Listeria goaensis

Scientific classification
- Domain: Bacteria
- Kingdom: Bacillati
- Phylum: Bacillota
- Class: Bacilli
- Order: Bacillales
- Family: Listeriaceae
- Genus: Listeria
- Species: L. goaensis
- Binomial name: Listeria goaensis Doijad et al. 2018

= Listeria goaensis =

- Genus: Listeria
- Species: goaensis
- Authority: Doijad et al. 2018

Species of bacterium

Listeria goaensis is of Gram-positive bacteria from the genus Listeria. The type strain of the species was isolated from the sediment of estuarine mangrove swamp of the Mandovi river, Goa, India.
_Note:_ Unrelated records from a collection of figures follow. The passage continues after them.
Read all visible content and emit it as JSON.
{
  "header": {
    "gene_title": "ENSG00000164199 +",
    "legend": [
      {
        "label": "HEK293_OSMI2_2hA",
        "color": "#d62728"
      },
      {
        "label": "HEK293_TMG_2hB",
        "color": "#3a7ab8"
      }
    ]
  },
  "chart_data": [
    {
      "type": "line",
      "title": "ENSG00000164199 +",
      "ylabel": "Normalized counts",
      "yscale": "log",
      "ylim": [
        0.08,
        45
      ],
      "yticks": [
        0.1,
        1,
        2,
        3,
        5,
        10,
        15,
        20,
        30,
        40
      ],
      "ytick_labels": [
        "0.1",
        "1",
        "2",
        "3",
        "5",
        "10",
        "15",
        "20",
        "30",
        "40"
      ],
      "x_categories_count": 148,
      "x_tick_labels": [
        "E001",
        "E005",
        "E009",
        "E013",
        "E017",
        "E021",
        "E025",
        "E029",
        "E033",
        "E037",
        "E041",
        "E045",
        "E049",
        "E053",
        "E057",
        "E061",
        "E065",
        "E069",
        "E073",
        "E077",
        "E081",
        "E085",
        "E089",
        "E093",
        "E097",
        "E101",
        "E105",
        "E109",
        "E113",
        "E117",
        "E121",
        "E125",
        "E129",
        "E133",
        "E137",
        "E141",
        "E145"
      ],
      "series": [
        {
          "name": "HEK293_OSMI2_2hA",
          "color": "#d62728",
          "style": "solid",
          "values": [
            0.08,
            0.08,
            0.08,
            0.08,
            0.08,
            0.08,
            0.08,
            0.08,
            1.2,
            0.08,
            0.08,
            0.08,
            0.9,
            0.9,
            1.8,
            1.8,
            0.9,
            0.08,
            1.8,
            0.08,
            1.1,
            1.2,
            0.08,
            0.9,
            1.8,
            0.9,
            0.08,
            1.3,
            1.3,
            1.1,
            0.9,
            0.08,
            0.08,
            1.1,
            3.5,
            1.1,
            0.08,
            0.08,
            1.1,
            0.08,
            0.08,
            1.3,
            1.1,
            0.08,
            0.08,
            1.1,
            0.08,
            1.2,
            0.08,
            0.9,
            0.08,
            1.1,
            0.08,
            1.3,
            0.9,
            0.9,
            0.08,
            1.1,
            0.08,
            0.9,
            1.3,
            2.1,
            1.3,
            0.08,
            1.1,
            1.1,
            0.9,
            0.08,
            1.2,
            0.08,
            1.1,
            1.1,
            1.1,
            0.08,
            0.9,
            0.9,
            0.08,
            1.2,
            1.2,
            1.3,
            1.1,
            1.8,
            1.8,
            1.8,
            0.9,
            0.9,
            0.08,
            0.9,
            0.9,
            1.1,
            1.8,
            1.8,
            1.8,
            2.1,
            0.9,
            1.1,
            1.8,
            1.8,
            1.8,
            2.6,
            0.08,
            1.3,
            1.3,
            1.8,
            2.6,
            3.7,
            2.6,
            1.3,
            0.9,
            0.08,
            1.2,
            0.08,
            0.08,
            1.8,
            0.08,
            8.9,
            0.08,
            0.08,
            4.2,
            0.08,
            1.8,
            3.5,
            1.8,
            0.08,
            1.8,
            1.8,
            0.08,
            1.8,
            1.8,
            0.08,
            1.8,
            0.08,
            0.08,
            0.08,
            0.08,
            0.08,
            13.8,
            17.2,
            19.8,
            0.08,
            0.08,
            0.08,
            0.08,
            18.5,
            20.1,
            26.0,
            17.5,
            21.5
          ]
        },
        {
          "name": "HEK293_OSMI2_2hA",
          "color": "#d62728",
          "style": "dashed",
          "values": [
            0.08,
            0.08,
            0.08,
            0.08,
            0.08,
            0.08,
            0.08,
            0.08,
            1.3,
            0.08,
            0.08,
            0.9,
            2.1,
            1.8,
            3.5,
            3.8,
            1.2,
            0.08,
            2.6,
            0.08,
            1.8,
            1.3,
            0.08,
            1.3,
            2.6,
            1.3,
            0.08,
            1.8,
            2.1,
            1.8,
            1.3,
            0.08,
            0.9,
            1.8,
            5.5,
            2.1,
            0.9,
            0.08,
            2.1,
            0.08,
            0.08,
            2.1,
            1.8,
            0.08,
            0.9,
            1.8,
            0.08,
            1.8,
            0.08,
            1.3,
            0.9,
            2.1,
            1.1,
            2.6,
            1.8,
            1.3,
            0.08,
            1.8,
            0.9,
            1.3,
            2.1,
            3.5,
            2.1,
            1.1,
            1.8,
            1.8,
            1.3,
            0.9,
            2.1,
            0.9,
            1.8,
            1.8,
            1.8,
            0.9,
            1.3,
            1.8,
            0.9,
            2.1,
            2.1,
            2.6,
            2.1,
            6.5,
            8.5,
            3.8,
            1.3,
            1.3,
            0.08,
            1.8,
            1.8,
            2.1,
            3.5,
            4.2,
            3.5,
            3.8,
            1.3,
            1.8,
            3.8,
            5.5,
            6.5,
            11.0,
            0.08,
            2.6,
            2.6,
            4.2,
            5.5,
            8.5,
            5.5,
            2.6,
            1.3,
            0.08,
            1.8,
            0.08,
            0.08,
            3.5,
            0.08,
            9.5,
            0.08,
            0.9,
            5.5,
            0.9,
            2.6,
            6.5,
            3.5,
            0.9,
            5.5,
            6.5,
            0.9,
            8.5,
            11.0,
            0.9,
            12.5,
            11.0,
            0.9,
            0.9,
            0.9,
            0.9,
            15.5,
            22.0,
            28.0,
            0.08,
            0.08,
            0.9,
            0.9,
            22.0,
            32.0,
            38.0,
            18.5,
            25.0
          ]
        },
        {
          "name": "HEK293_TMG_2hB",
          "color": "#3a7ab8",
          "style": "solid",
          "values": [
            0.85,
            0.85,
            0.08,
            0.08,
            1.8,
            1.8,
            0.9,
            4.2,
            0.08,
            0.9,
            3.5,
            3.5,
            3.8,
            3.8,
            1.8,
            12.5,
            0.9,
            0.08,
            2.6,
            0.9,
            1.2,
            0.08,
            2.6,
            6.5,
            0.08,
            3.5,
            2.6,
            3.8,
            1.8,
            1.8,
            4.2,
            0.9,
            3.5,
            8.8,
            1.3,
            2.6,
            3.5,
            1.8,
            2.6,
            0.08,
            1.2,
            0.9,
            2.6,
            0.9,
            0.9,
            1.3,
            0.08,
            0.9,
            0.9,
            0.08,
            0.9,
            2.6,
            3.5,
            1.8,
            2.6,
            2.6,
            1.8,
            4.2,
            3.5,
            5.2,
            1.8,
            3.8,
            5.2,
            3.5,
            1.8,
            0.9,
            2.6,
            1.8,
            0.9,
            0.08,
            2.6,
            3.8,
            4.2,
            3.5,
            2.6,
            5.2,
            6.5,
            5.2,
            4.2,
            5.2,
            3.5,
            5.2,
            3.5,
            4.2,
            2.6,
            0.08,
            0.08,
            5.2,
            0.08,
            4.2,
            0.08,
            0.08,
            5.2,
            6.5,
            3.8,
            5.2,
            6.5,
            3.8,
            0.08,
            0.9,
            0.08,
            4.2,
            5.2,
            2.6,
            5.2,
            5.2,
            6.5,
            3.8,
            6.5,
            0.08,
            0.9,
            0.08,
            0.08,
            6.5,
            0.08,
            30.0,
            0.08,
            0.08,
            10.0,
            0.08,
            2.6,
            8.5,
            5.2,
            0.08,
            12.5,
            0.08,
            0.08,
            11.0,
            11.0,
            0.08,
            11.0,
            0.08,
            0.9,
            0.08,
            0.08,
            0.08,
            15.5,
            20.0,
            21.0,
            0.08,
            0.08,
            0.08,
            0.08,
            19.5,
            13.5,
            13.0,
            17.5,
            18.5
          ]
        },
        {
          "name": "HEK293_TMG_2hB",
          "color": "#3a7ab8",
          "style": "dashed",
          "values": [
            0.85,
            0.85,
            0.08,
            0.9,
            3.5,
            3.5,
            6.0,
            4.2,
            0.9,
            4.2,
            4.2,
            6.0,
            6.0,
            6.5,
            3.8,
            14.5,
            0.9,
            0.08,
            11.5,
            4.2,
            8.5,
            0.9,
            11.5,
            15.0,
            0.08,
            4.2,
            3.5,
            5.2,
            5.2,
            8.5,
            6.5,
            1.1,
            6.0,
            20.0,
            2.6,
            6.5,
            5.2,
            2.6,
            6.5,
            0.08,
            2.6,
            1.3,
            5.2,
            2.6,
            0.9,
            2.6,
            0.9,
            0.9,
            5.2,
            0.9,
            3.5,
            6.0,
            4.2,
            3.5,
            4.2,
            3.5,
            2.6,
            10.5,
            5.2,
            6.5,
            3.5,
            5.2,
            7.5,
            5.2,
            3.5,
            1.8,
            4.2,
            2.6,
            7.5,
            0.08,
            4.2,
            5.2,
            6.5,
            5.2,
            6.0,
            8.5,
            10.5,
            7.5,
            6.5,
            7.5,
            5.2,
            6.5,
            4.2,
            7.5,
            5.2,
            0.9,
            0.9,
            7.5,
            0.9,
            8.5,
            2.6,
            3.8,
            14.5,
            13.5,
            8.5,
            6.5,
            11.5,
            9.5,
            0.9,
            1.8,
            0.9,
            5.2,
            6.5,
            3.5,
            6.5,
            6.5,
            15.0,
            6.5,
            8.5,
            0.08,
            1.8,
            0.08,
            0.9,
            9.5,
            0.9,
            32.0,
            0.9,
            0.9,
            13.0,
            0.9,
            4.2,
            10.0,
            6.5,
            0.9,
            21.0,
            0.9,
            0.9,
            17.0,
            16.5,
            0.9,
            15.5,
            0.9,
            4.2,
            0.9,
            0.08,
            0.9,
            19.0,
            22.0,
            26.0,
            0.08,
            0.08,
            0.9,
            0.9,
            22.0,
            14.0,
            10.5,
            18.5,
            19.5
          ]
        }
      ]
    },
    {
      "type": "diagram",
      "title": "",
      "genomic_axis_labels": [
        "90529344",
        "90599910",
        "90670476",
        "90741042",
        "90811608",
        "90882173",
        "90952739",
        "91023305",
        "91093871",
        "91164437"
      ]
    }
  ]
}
The species shows weak hemolysis on 5% sheep and horse-blood agar plates.

In 2018, two samples from mangrove swamps in Goa, India were tested and found to contain Listeria-like cultures. 16S rRNA gene sequences showed 93.7–99.7% nucleotide identity to other Listeria species. Other resemblances to Listeria species included (despite specific differences) the overall fatty acid composition. However, various differences from other Listeria species (as indicated by WGS-based average nucleotide identity and in silico DNA–DNA hybridization values) suggest that they should be considered to be specimens from a new, diverging Listeria species. It was suggested that the name Listeria goaensis sp. nov. be created for a type strain ILCC801T.